JOGGINS - Over 110 people were in attendance on Wednesday evening, Oct. 20 at the Joggins Fossil Centre to pay tribute to renowned geologist, humanitarian and community volunteer Dr. Laing Ferguson, Mount Allison University Geology Professor Emeritus.
Master of Ceremonies Dr. John Read kept the mood light while other guest speakers reminisced about the many significant contributions that the highly decorated Ferguson has made over the years to the Joggins Fossil Cliffs/geology; Sackville/Mount Allison and, for that matter, Canada and the world through his involvement with Amnesty International.
"Up until three years ago, the Joggins Fossil Cliffs were provided with only limited protection under provincial law," said Joggins Fossil Institute director Jenna Boon, who said she learned from Ferguson to "be critical, yet open to alternative scientific theories." What helped to change that was the utilization of a quote lifted from a two-decade old scientific article written by the Atlantic Geoscience Society's ‘Distinguished Service Award' recipient Laing Ferguson himself. "The Joggins Fossil Cliffs," states Dr. Ferguson, "are worthwhile standing by and need protection."

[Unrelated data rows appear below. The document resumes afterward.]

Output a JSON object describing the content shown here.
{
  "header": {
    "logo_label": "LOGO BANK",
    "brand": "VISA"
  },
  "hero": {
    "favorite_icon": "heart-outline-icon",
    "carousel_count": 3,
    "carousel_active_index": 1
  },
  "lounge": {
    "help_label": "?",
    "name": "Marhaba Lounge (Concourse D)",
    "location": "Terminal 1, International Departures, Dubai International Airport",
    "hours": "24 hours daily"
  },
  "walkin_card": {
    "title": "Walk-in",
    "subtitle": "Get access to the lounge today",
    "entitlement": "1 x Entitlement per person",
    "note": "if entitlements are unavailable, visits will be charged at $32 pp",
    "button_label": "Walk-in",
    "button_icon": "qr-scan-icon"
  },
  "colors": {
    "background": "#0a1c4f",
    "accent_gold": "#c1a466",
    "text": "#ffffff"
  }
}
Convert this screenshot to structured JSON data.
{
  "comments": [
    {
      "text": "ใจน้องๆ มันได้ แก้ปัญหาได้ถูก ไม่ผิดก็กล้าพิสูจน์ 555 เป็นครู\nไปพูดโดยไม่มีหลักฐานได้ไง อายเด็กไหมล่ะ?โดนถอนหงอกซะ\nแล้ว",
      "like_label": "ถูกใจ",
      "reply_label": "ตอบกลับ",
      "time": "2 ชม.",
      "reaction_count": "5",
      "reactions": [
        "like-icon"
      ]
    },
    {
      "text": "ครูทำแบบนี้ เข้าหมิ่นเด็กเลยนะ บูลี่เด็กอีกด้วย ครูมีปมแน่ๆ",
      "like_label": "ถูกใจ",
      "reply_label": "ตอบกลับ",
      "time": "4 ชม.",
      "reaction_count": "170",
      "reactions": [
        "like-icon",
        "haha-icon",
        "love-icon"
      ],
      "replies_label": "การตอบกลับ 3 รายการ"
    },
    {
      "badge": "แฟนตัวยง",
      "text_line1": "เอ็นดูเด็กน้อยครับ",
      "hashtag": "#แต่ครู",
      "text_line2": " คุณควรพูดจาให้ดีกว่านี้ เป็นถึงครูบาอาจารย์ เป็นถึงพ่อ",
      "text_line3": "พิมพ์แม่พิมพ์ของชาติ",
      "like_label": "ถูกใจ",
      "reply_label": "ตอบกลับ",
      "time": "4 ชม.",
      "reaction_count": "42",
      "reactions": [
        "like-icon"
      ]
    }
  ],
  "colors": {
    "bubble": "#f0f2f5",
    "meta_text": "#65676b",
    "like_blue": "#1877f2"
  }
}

Dr. Robert Campbell, current Mount Allison president and vice-chancellor, stated that it was "a pleasure to be here tonight on behalf of Mount Allison in this fantastic facility and to celebrate the continued relationship between Mount Allison, Joggins and Laing Ferguson," a relationship that was forged in 1966 when the Scottish born "Fossil Man" discovered the two metre-long (arthropod) tracks on the beach of Joggins.
Dr. Ken Adams discussed Dr. Ferguson's community involvement, especially his participation in Amnesty International; Ferguson's inner passion for human rights issues was "awakened in 1968 when the Soviet Russian Army invaded Czechoslovakia." Ferguson went on to found the Sackville chapter of Amnesty International and was awarded the Rotary International Paul Harris Fellowship "in appreciation of the tangible and significant assistance given to furthering and betterment of the peoples of the world" through Amnesty International (AI).
Ferguson's son Neil, the evening's final guest speaker, shared several fond childhood memories that he and his brothers, Kirk and Andrew, had growing up as children of Laing and Joyce Ferguson.
The honoured guest himself, who taught from 1962-1998 at Mount Allison, said he found the evening particularly "well-organized."